The queuing issue is normally at European airports that serve package holiday flights. Geneva and Chambery can be chaos at the wrong time.
Basically, the tour operators fault because they have several flights all arriving at roughly the same time, so the PAX can be distributed around the various destination resorts. For ski flights (the ones I use) there is often a Manchester, Gatwick, Birmingham, Bristol, Leeds, Newcastle, Edinburgh all scheduled to land between 9 and 10am, and each will have 150-200 holiday makers on it. So there can be well over 1000 PAX trying to get through immigration between 9am and 11am on a Saturday morning. Then absolutely nothing from noon Saturday till 9am the following Saturday.
Places like Geneva and Zurich 'should' be able to cope - these are bigger airports but they also have scheduled flights from all over the world. You don't want to land at Geneva just after an Emirates/Qatar A330 or B-777 (don't think A-380s operate into GVA thank god).

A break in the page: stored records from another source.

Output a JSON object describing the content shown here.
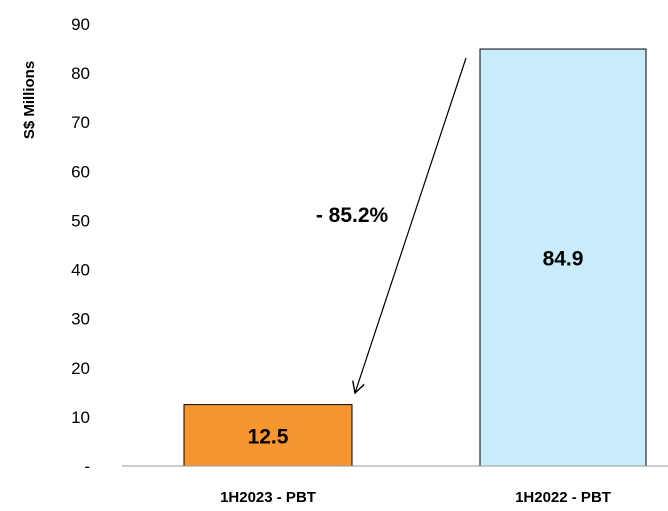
{
  "chart_data": {
    "type": "bar",
    "categories": [
      "1H2023 - PBT",
      "1H2022 - PBT"
    ],
    "values": [
      12.5,
      84.9
    ],
    "data_labels": [
      "12.5",
      "84.9"
    ],
    "bar_colors": [
      "#f7962f",
      "#c9ecfb"
    ],
    "ylabel": "S$ Millions",
    "ylim": [
      0,
      90
    ],
    "yticks": [
      "-",
      "10",
      "20",
      "30",
      "40",
      "50",
      "60",
      "70",
      "80",
      "90"
    ],
    "annotation": "- 85.2%",
    "grid": false,
    "legend": "none"
  }
}
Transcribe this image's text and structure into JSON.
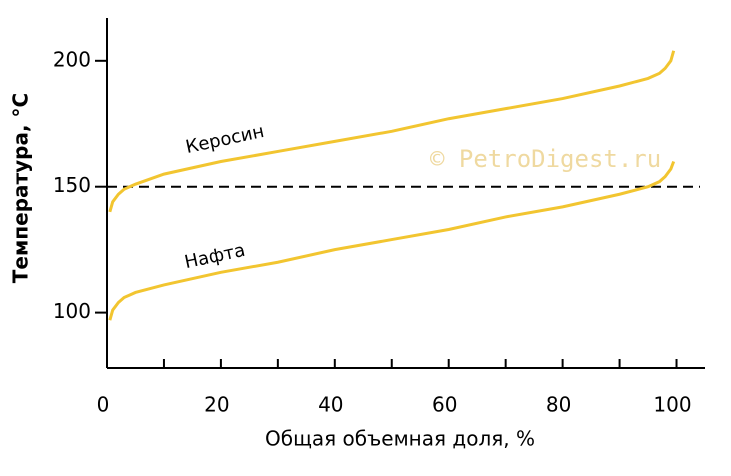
{
  "chart_data": {
    "type": "line",
    "x_label": "Общая объемная доля, %",
    "y_label": "Температура, °C",
    "watermark": "© PetroDigest.ru",
    "x": [
      0.5,
      1,
      2,
      3,
      5,
      10,
      20,
      30,
      40,
      50,
      60,
      70,
      80,
      90,
      95,
      97,
      98,
      99,
      99.5
    ],
    "series": [
      {
        "name": "Керосин",
        "color": "#f2c530",
        "values": [
          140,
          144,
          147,
          149,
          151,
          155,
          160,
          164,
          168,
          172,
          177,
          181,
          185,
          190,
          193,
          195,
          197,
          200,
          204
        ]
      },
      {
        "name": "Нафта",
        "color": "#f2c530",
        "values": [
          97,
          101,
          104,
          106,
          108,
          111,
          116,
          120,
          125,
          129,
          133,
          138,
          142,
          147,
          150,
          152,
          154,
          157,
          160
        ]
      }
    ],
    "xlim": [
      0,
      105
    ],
    "xticks": [
      0,
      20,
      40,
      60,
      80,
      100
    ],
    "xminorticks": [
      10,
      30,
      50,
      70,
      90
    ],
    "ylim": [
      78,
      217
    ],
    "yticks": [
      100,
      150,
      200
    ],
    "hline": 150
  }
}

Regional airports like Chambery basically have terminals not much bigger than a portacabin with 2 or 3 immigration officials on duty for the Saturday morning rush. If it takes 30 seconds per person to do the passport checking, then handling the Saturday morning surge (1000 pax, 3 officers, 0.5 minute per pax) takes 160 minutes - basically almost 3 hours. If your flight is last to land then you're in for a long wait. Just hope it isn't raining/snowing coz the airline crew want you off the plane so they can take returning holiday makers home again, meaning you'll be stood out on the tarmac queuing to get into the terminal.
Also remember that Schengen is a stamp you in, stamp you out zone, so for every passenger arriving there is likely to be one leaving too. That means if you've got 1000 pax arriving on a Saturday between 9am and 10am, you're very likely to have 1000 pax departing home again at roughly the same time. So you're going to need another 3 immigration officers handling departures. So the airport needs 6 officers on duty from 9am to noon on a Saturday, but probably only needs a single officer to handle everything for the rest of the week.